Sefton Place is an elegant period house surrounded by the beautiful countryside of the South Downs National Park. It’s a mile from Arundel in the hamlet of Warningcamp. The name Warningcamp is thought to be from the Anglo Saxon Waerna’s Field or Camp.
The house was known in the 1850’s as Lady Spencers’ House. The Constable brewing family of Arundel then owned it, changing the name to Sefton House (Sefton was a family name of theirs). They considerably enlarged the house in the 1890’s to create a lounge hall, drawing room, smoking room, ball room, billiard room, dining room, 14 bed and dressing rooms, kitchen, butlers’ pantry etc. The Constable family also built neighbouring Warningcamp House in the 1860’s and the 2 properties were owned as one estate with two private houses and 16 acres of land until the 1920’s. The house was known as Sefton Place by 1897.

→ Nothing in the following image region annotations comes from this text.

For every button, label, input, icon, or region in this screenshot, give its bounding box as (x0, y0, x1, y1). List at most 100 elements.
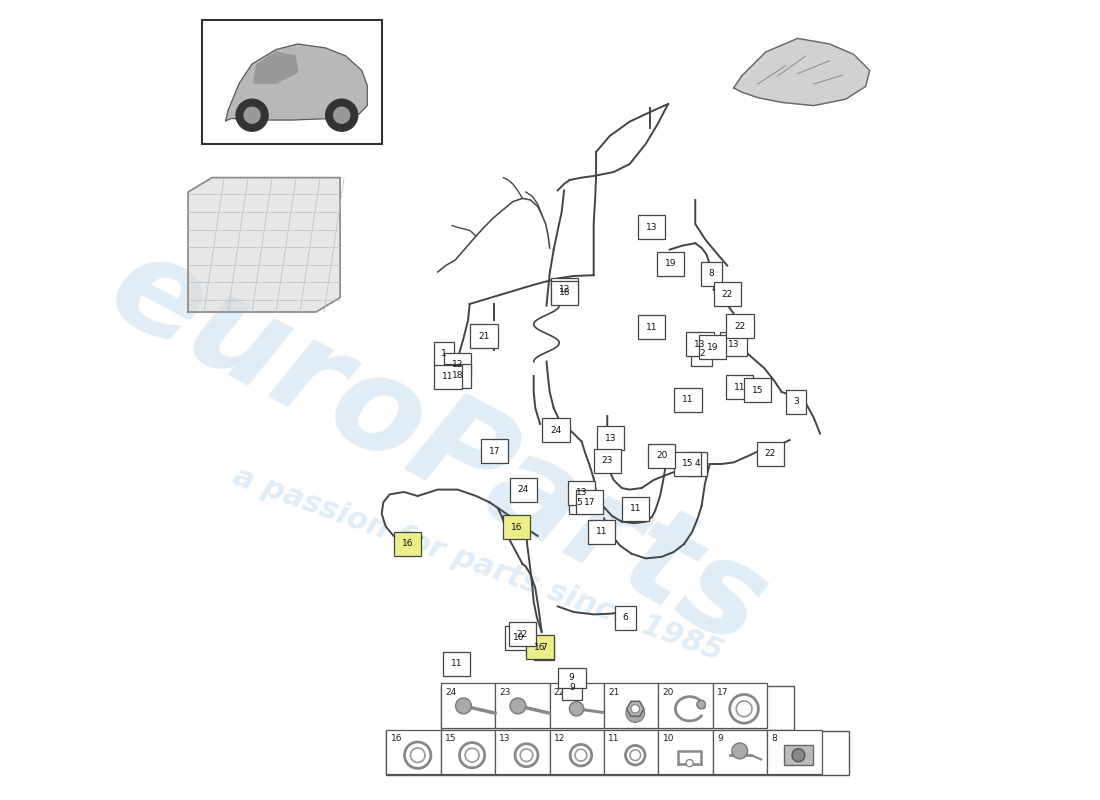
Bar (673, 452, 701, 476)
Text: 8: 8 (771, 734, 777, 743)
Text: 6: 6 (623, 613, 628, 622)
Circle shape (570, 702, 584, 716)
Bar (659, 683, 713, 728)
Circle shape (510, 698, 526, 714)
Bar (726, 375, 752, 399)
Text: a passion for parts since 1985: a passion for parts since 1985 (229, 462, 727, 666)
Polygon shape (627, 702, 644, 716)
Text: 13: 13 (605, 434, 616, 443)
Bar (784, 745, 813, 766)
Text: 22: 22 (553, 688, 565, 697)
Bar (674, 388, 702, 412)
Bar (201, 20, 382, 144)
Bar (659, 730, 713, 774)
Circle shape (326, 99, 358, 131)
Bar (527, 635, 553, 659)
Bar (441, 686, 794, 730)
Circle shape (732, 743, 748, 758)
Bar (443, 652, 471, 676)
Bar (588, 520, 615, 544)
Bar (615, 606, 636, 630)
Text: 11: 11 (596, 527, 607, 537)
Bar (471, 324, 497, 348)
Bar (713, 730, 768, 774)
Text: 12: 12 (452, 360, 463, 370)
Text: 15: 15 (444, 734, 456, 743)
Bar (495, 730, 550, 774)
Bar (691, 342, 712, 366)
Polygon shape (188, 178, 340, 312)
Bar (562, 676, 583, 700)
Text: 10: 10 (662, 734, 674, 743)
Circle shape (631, 705, 639, 713)
Circle shape (236, 99, 268, 131)
Text: 1: 1 (441, 349, 447, 358)
Text: 11: 11 (451, 659, 463, 669)
Text: 9: 9 (569, 683, 575, 693)
Text: 11: 11 (646, 322, 657, 332)
Text: euroParts: euroParts (88, 222, 786, 674)
Text: 19: 19 (707, 342, 718, 352)
Text: 9: 9 (569, 674, 574, 682)
Text: 17: 17 (717, 688, 728, 697)
Bar (701, 262, 722, 286)
Circle shape (792, 749, 805, 762)
Text: 3: 3 (793, 397, 799, 406)
Bar (504, 515, 530, 539)
Text: 13: 13 (728, 339, 739, 349)
Text: 11: 11 (682, 395, 694, 405)
Text: 17: 17 (488, 446, 501, 456)
Text: 8: 8 (708, 269, 714, 278)
Bar (509, 478, 537, 502)
Bar (657, 252, 684, 276)
Bar (638, 315, 664, 339)
Text: 18: 18 (559, 288, 571, 298)
Bar (604, 683, 659, 728)
Bar (576, 490, 603, 514)
Bar (441, 683, 495, 728)
Text: 16: 16 (390, 734, 402, 743)
Text: 12: 12 (553, 734, 565, 743)
Text: 22: 22 (735, 322, 746, 331)
Bar (713, 683, 768, 728)
Text: 13: 13 (499, 734, 510, 743)
Bar (558, 668, 585, 688)
Polygon shape (734, 38, 870, 106)
Text: 9: 9 (717, 734, 723, 743)
Bar (550, 730, 604, 774)
Bar (621, 497, 649, 521)
Bar (568, 481, 595, 505)
Bar (551, 278, 579, 302)
Bar (726, 314, 754, 338)
Text: 11: 11 (629, 504, 641, 514)
Bar (509, 622, 536, 646)
Text: 15: 15 (682, 459, 693, 469)
Text: 22: 22 (764, 449, 777, 458)
Circle shape (697, 700, 705, 709)
Text: 4: 4 (694, 459, 700, 469)
Bar (433, 342, 454, 366)
Bar (434, 365, 462, 389)
Bar (441, 730, 495, 774)
Text: 24: 24 (444, 688, 456, 697)
Text: 13: 13 (576, 488, 587, 498)
Text: 22: 22 (517, 630, 528, 639)
Text: 13: 13 (694, 339, 706, 349)
Polygon shape (226, 44, 367, 121)
Text: 24: 24 (550, 426, 562, 435)
Text: 13: 13 (646, 222, 657, 232)
Bar (386, 730, 441, 774)
Circle shape (455, 698, 472, 714)
Bar (714, 282, 741, 306)
Bar (394, 532, 421, 556)
Text: 21: 21 (608, 688, 619, 697)
Circle shape (686, 759, 693, 766)
Text: 16: 16 (402, 539, 412, 549)
Bar (481, 439, 508, 463)
Bar (444, 364, 471, 388)
Text: 20: 20 (662, 688, 674, 697)
Text: 10: 10 (513, 633, 525, 642)
Text: 15: 15 (752, 386, 763, 395)
Bar (604, 730, 659, 774)
Text: 23: 23 (499, 688, 510, 697)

In 1923 Joseph Fowler started a boys’ Catholic boarding school at Sefton Place at the suggestion of Gweldoline, Duchess of Norfolk, under the name of St Wendelin’s. The school closed when war broke out in September 1939. The house was used during the second world war as a children’s nursery and then for Canadian and New Zealand troops. Regular dances were held in the dining room for the troops and people living nearby.
After the war Sefton Place was in a very bad state of repair. The estate was sold and Youth Hostel Association leased the house in order to cater for the growing interest in country walking holidays. The YHA bought freehold of the house and the surrounding acre of garden in the 1954. It had a capacity for 120 people sleeping in bunk beds in the 1950’s. It operated as a youth hostel for 66 years, undergoing several renovations, until the YHA decided it was surplus to their requirements and sold it in 2013. Many people have happy memories of walking or cycling to this wonderful building.
Sefton Place was bought by Dominic and Maria Whitehouse and completely renovated to create a comfortable, up to date house suitable for groups of about 30 people.